$50,000 per person
Provides reimbursement for the cost of treatment associated with a medical emergency incurred while traveling.
Subject to the Limits set forth in the Schedule of Benefits and Limits, and subject to the Conditions and Restrictions contained in this provision, Underwriters will pay the following expenses incurred while this insurance is in effect.
Conditions and Restrictions:
1. The Member must be in compliance with all conditions and provisions of the insurance; and
2. Underwriters will provide benefits only when the Illness or Injury giving rise to the expense are covered under this Insurance; and
3. Any eligible travel arrangements, excluding Emergency Local Ambulance, must be approved in advance and coordinated by Underwriters; for which the Member understands that the timeliness of arrangements can be affected by circumstances which are not within the control of Underwriters such as: availability of transportation equipment and staff, delays or restrictions on flights caused by mechanical problems, government officials, telecommunications problems, weather and other Acts of God. The Member agrees to hold Underwriters harmless and Underwriters shall not be held liable for any delays that are not within their direct and immediate control; and
4. As specified below.
ELIGIBLE MEDICAL EXPENSES
1. Charges made by a Hospital for:
a. Daily room and board and nursing services not to exceed the average semi-private room rate; and
b Daily room and board and nursing services in Intensive Care Unit; and
c. Use of operating, treatment or recovery room; and
d. Services and supplies which are routinely provided by the Hospital to persons for use while Inpatients; and
e. Emergency treatment of an Injury, even if Hospital confinement is not required; and
f. Emergency treatment of an Illness; subject to emergency room co-pay as outlined in the Schedule of Benefits and Limits. ER co-payment is waived when the Member is directly admitted to the Hospital as Inpatient for further treatment of that Illness.
2. For Surgery at an Outpatient surgical facility, including services and supplies.
3. For charges made by a Physician for professional services, including Surgery. Charges for an assistant surgeon are covered up to 20% of the Usual, Reasonable and Customary charge of the primary surgeon, but standby availability will not be deemed to be a professional service and therefore is not covered hereunder.
4. For dressings, sutures, casts or other supplies which are Medically Necessary and administered by or under the
supervision of a Physician, but excluding nebulizers, oxygen tanks, diabetic supplies, other supplies for use or application at home, and all devices or supplies for repeat use at home, except Durable Medical Equipment as herein defined.
5. For diagnostic testing using radiology, ultrasonographic or laboratory services (psychometric, intelligence, behavioral and educational testing are not included).
6. For artificial limbs, eyes or larynx, breast prosthesis or basic functional artificial limbs, but not the replacement or repair thereof.
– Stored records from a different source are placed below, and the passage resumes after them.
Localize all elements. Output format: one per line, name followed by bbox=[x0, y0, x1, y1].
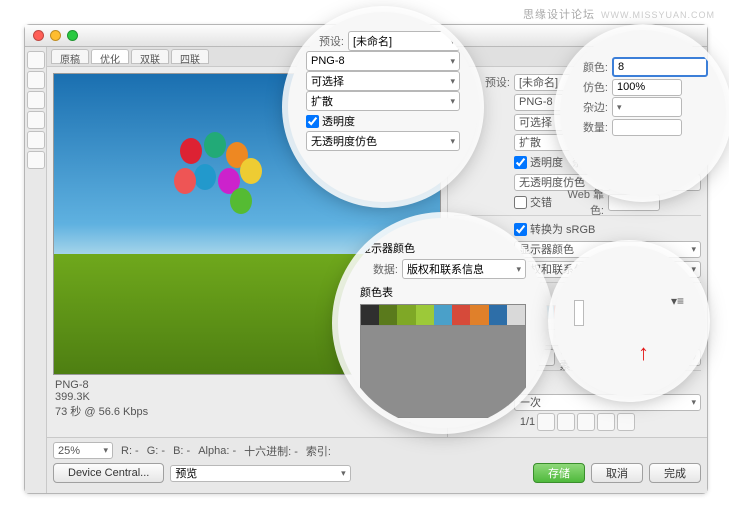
readout-hex: 十六进制: - bbox=[244, 443, 298, 459]
save-button[interactable]: 存储 bbox=[533, 463, 585, 483]
anim-page: 1/1 bbox=[520, 416, 535, 428]
readout-index: 索引: bbox=[306, 443, 331, 459]
color-swatch-icon[interactable] bbox=[27, 131, 45, 149]
tab-original[interactable]: 原稿 bbox=[51, 49, 89, 64]
zoom-preset-select[interactable]: [未命名] bbox=[348, 31, 460, 51]
zoom-trans-check[interactable] bbox=[306, 115, 319, 128]
readout-alpha: Alpha: - bbox=[198, 445, 236, 457]
tab-optimized[interactable]: 优化 bbox=[91, 49, 129, 64]
zoom-palette-select[interactable]: 可选择 bbox=[306, 71, 460, 91]
zoom-amount-stepper[interactable] bbox=[612, 119, 682, 136]
transparency-check[interactable] bbox=[514, 156, 527, 169]
zoom-tool-icon[interactable] bbox=[27, 91, 45, 109]
anim-play-icon[interactable] bbox=[577, 413, 595, 431]
info-size: 399.3K bbox=[55, 391, 148, 403]
watermark-text: 思缘设计论坛 bbox=[523, 9, 595, 21]
device-central-button[interactable]: Device Central... bbox=[53, 463, 164, 483]
tab-2up[interactable]: 双联 bbox=[131, 49, 169, 64]
zoom-bubble-format: 预设:[未命名] PNG-8 可选择 扩散 透明度 无透明度仿色 bbox=[288, 12, 478, 202]
info-format: PNG-8 bbox=[55, 379, 148, 391]
mini-stepper-icon[interactable] bbox=[574, 300, 584, 326]
minimize-icon[interactable] bbox=[50, 30, 61, 41]
anim-first-icon[interactable] bbox=[537, 413, 555, 431]
anim-prev-icon[interactable] bbox=[557, 413, 575, 431]
zoom-matte-select[interactable] bbox=[612, 97, 682, 117]
zoom-bubble-colors: 颜色:8 仿色:100% 杂边: 数量: bbox=[560, 30, 726, 196]
tab-4up[interactable]: 四联 bbox=[171, 49, 209, 64]
readout-g: G: - bbox=[147, 445, 165, 457]
done-button[interactable]: 完成 bbox=[649, 463, 701, 483]
loop-select[interactable]: 一次 bbox=[514, 394, 701, 411]
preview-browser-button[interactable]: 预览 bbox=[170, 465, 350, 482]
zoom-preview-opt: 显示器颜色 bbox=[360, 240, 526, 256]
zoom-format-select[interactable]: PNG-8 bbox=[306, 51, 460, 71]
slice-visibility-icon[interactable] bbox=[27, 151, 45, 169]
readout-b: B: - bbox=[173, 445, 190, 457]
footer: 25% R: - G: - B: - Alpha: - 十六进制: - 索引: … bbox=[47, 437, 707, 493]
zoom-bubble-flyout: ▾≡ bbox=[554, 246, 704, 396]
close-icon[interactable] bbox=[33, 30, 44, 41]
zoom-icon[interactable] bbox=[67, 30, 78, 41]
anim-last-icon[interactable] bbox=[617, 413, 635, 431]
left-toolbar bbox=[25, 47, 47, 493]
zoom-colortable-label: 颜色表 bbox=[360, 284, 526, 300]
readout-r: R: - bbox=[121, 445, 139, 457]
zoom-transdither-select[interactable]: 无透明度仿色 bbox=[306, 131, 460, 151]
zoom-bubble-colortable: 显示器颜色 数据:版权和联系信息 颜色表 bbox=[338, 218, 548, 428]
eyedropper-tool-icon[interactable] bbox=[27, 111, 45, 129]
anim-next-icon[interactable] bbox=[597, 413, 615, 431]
zoom-select[interactable]: 25% bbox=[53, 442, 113, 459]
flyout-menu-icon[interactable]: ▾≡ bbox=[671, 294, 684, 308]
zoom-dither-stepper[interactable]: 100% bbox=[612, 79, 682, 96]
zoom-metadata-select[interactable]: 版权和联系信息 bbox=[402, 259, 526, 279]
zoom-colortable-empty bbox=[360, 326, 526, 418]
cancel-button[interactable]: 取消 bbox=[591, 463, 643, 483]
interlace-check[interactable] bbox=[514, 196, 527, 209]
hand-tool-icon[interactable] bbox=[27, 51, 45, 69]
zoom-colors-input[interactable]: 8 bbox=[612, 57, 708, 77]
zoom-color-table[interactable] bbox=[360, 304, 526, 326]
info-speed: 73 秒 @ 56.6 Kbps bbox=[55, 403, 148, 419]
websnap-stepper[interactable] bbox=[608, 194, 660, 211]
srgb-check[interactable] bbox=[514, 223, 527, 236]
watermark-url: WWW.MISSYUAN.COM bbox=[601, 10, 715, 20]
zoom-dither-select[interactable]: 扩散 bbox=[306, 91, 460, 111]
slice-tool-icon[interactable] bbox=[27, 71, 45, 89]
red-arrow-icon: ↑ bbox=[638, 340, 649, 366]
7. For reconstructive Surgery when the Surgery is directly related to Surgery which is covered hereunder.
8. For hemodialysis and the charges by the Hospital for processing and administration of blood or blood components but not the cost of the actual blood or blood components.
9. For oxygen and other gasses and their administration by or under the supervision of a Physician.
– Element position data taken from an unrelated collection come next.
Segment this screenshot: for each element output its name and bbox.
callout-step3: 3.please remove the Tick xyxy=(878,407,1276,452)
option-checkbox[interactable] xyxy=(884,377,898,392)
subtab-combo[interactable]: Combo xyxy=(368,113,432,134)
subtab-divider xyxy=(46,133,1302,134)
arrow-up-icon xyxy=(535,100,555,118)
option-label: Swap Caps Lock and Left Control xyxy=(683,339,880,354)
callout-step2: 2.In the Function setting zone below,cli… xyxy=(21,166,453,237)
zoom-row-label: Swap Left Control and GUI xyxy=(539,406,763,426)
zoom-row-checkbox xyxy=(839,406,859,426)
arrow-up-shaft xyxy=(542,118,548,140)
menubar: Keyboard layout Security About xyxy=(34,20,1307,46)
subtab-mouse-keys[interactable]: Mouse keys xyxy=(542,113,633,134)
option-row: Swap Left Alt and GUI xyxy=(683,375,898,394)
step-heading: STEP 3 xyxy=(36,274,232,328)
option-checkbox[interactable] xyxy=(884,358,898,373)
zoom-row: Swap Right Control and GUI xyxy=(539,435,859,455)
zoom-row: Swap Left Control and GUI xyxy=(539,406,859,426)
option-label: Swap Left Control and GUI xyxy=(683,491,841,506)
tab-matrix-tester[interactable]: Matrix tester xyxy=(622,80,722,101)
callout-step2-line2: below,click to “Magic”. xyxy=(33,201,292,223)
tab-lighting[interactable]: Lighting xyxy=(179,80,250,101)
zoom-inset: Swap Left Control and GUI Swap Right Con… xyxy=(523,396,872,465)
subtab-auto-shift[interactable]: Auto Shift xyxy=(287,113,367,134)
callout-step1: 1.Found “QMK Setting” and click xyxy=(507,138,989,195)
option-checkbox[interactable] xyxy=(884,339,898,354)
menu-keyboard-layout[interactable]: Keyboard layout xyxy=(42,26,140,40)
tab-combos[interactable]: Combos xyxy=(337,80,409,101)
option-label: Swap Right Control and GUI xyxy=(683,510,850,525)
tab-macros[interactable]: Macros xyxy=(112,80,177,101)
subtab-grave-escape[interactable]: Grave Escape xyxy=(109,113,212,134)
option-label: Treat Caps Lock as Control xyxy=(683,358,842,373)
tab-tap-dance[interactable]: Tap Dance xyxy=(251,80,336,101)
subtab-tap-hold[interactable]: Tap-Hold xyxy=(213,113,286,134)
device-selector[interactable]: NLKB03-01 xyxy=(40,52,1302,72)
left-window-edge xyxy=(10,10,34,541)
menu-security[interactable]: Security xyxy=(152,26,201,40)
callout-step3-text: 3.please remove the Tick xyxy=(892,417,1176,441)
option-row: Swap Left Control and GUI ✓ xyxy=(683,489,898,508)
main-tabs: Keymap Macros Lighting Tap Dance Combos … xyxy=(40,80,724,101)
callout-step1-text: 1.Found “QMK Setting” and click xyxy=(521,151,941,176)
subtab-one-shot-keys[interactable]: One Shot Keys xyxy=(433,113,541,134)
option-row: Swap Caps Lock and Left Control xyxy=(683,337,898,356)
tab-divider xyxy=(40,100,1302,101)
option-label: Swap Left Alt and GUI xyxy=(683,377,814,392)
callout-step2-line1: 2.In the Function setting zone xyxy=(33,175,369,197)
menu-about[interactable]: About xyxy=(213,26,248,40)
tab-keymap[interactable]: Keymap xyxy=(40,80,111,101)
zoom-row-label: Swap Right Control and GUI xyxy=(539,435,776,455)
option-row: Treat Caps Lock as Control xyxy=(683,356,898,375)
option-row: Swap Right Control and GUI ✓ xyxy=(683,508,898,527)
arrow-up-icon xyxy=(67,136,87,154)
10. For anesthetics and their administration by a Physician.
11. For drugs which require prescription by a Physician for treatment of a covered Injury or Illness, but not for the replacement of lost, stolen, damaged, expired or otherwise compromised drugs, and for a maximum supply of 60 days per prescription.
12. For care in a licensed Extended Care Facility upon direct transfer from an acute care Hospital.
13. Home Nursing Care in bed by a qualified licensed professional, provided by a Home Health Care Agency upon direct transfer from an acute care Hospital and only in lieu of Medically Necessary Inpatient hospitalization.
14. Emergency Local Ambulance transport necessarily incurred in connection with Injury or Illness resulting in Inpatient hospitalization.
15. Emergency Dental Treatment and Dental Surgery necessary to restore or replace sound natural teeth lost or damaged in an Accident which was covered under this insurance.
16. Emergency Dental Treatment necessary to resolve Acute On set of Pain, provided treatment is obtained within 24 hours of the Acute Onset of Pain.
17. Medically Necessary rental of Durable Medical Equipment (consisting of a standard basic hospital bed and or a standard basic wheelchair) up to the purchase prices.
18. Physical Therapy if prescribed by a Physician who is not affiliated with the Physical Therapy practice, necessarily incurred to continue recovery from a covered Injury or Illness.
19. Injury or Illness resulting from participation in sports or athletic activities not otherwise excluded under this insurance.